The X-Prize has been captured! Now what?

Of course. But I think NORAD and the USAF Space Command traditionally have been Watching the Skies for an all-out ICBM strike, or for a fellow superpower such as the former USSR fielding its own version of the “Star Wars” program – things which could only be done by a superpower. My point is that a new era of low-cost spaceflight has the same potential effect as the wide availability of low-cost assault weapons and RPGs – it opens the way to a new era of “assymetrical warfare” where even minor powers and underground organizations might, conceivably, be able to afford to get into the game.

I have to admit though, as far as his web site goes, he doesn’t talk about his next generation orbiter at all…so maybe he was just talking in that show.
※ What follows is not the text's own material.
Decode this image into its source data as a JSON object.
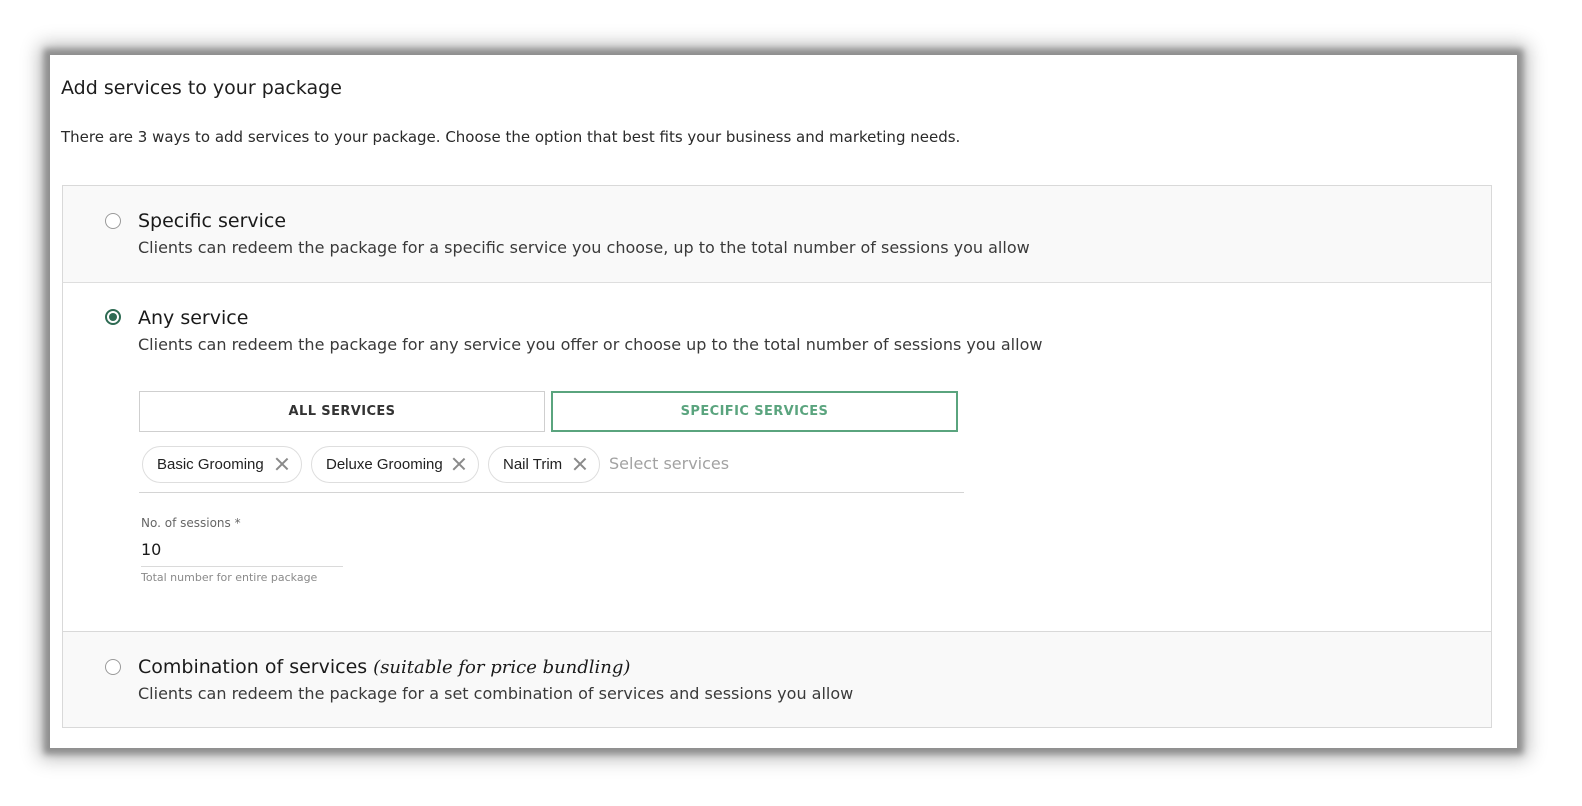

I can’t find a cite at all for his future space plans…if he even has any. :frowning:

Well, I still think it was a great and heroic achievement, and I think that venture capital will be available to people now that wasn’t before…venture capital TOO build a private orbiter. But thats just my WAG on this.

-XT

Are you SURE he was talking about an orbital ship? Because that sounds a lot like the suborbital ship he plans to build for Richard Branson. But I never saw it, so I could be wrong.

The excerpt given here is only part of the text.